A Film Review That I Wrote A While Back

In March 2008, Variety magazine reported that Jason Segel and Nicholas Stoller had approached Disney with intentions to develop a script for a new Muppets movie project1. The combination of Segel and Soller, backing from Jim Henson Studios and a $45 million budget assured the project a heavy market impact. Upon its release in 2012, The Muppets enjoyed critical acclaim and commercial success in equal measures. The film grossed a respectable $159 million at the box-office, reaffirming The Muppets as a bankable mainstream draw.

Witnessing a movie franchise wither from blockbuster supremacy into the straight-to-television ghetto is a humiliating affair. The declining quality of the Friday the 13th films, for example, transcends the boundaries of rational understanding to such a degree that the series now seems to somehow exhibit many of the central tenets of the abstract concept of existential absurdity and the bleak inevitability of formless oblivion. When the American Broadcasting Company (ABC) screened The Muppets’ Wizard of Oz in 2005, Jim Henson Pictures had been looking a bit Samuel Beckett for a quite a few years.

Expanding on G. K. Chesterton’s defence of trashy Detective Stories, George Orwell defined a “Good Bad Book” as:

“…the kind of book that has no literary pretensions but which remains readable when more serious productions have perished…the fact that one can be amused or excited or even moved by a book that one’s intellect simply refuses to take seriously is a reminder that art is not the same thing as cerebration2.”

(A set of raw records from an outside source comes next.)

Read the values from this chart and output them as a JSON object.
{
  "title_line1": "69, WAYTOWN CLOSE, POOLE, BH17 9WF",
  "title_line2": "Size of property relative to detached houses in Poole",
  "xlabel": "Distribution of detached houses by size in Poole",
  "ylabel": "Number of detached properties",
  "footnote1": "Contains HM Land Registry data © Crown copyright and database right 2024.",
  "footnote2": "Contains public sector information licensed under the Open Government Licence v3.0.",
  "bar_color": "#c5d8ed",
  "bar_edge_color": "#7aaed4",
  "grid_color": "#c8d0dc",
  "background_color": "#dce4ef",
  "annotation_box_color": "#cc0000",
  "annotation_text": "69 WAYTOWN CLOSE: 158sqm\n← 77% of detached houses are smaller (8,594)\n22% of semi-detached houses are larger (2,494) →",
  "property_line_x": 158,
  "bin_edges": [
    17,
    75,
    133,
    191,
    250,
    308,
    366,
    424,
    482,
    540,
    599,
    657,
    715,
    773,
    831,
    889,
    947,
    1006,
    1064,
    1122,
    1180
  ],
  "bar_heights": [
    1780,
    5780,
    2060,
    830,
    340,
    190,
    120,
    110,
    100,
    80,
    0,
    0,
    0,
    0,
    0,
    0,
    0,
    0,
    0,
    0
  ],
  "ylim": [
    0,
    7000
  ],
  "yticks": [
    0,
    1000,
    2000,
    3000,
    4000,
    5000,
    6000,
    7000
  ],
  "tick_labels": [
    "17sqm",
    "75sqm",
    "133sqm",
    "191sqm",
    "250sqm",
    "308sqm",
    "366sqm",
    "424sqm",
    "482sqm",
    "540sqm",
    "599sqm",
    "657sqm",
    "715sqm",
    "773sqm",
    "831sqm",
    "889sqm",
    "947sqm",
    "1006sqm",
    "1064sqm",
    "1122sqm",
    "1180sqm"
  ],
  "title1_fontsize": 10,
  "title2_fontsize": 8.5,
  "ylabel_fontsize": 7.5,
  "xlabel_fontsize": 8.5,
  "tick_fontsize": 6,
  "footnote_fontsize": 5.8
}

Granting a similarly open-minded pardon to The Muppets’ Wizard of Oz unearths a wealth of redeeming – although not immediately apparent – virtues. The premise is simple: it’s the Wizard of Oz with Muppets! Kermit is the Scarecrow, Fozzie Bear the Lion and Gonzo the Tinman. Taking instruction from the 1939 cinematic version of the L. Frank Baum children’s novel, the story follows Dorothy – played by singer/songwriter Ashanti – on her adventures along the lutescently glossed walkways of Oz.

The Muppets’ Wizard of Oz is nobody’s finest hour; the sets are shoddy, the performances stilted and the soundtrack abysmal. Nonetheless, the moment that green frog and his comrades appear on screen, all judgements are suspended and indiscretions forgiven. Especially when one considers that there is no understandable reason as to why The Muppets’ Wizard of Oz exists in the first place. Yet, here the creature breathes. The whole enterprise revels in its own pointlessness, radiating the comfortingly unassuming and self aware whimsy that has come to define the Henson brand.

Appearances from Jeffrey ‘Arrested Development’ Tambor, David Alan Grier and a genuinely unnerving cameo from Quentin Tarantino add further cult credibility to this harmless attempt at filmmaking. If nothing else, The Muppets’ Wizard of Oz is the perfect Saturday afternoon waster for anyone recovering from a night of heavy drinking or needing an hour of quiet from the kids.

In a tweet: The Muppets Wizard of Oz is a good bad movie interpretation of a quite good book.

1 Segel and Stoller Take on Muppets”. Variety (March 12, 2008).

2 Chesterton, G. K. The Defendant: London: J. M. Dent & Sons Ltd.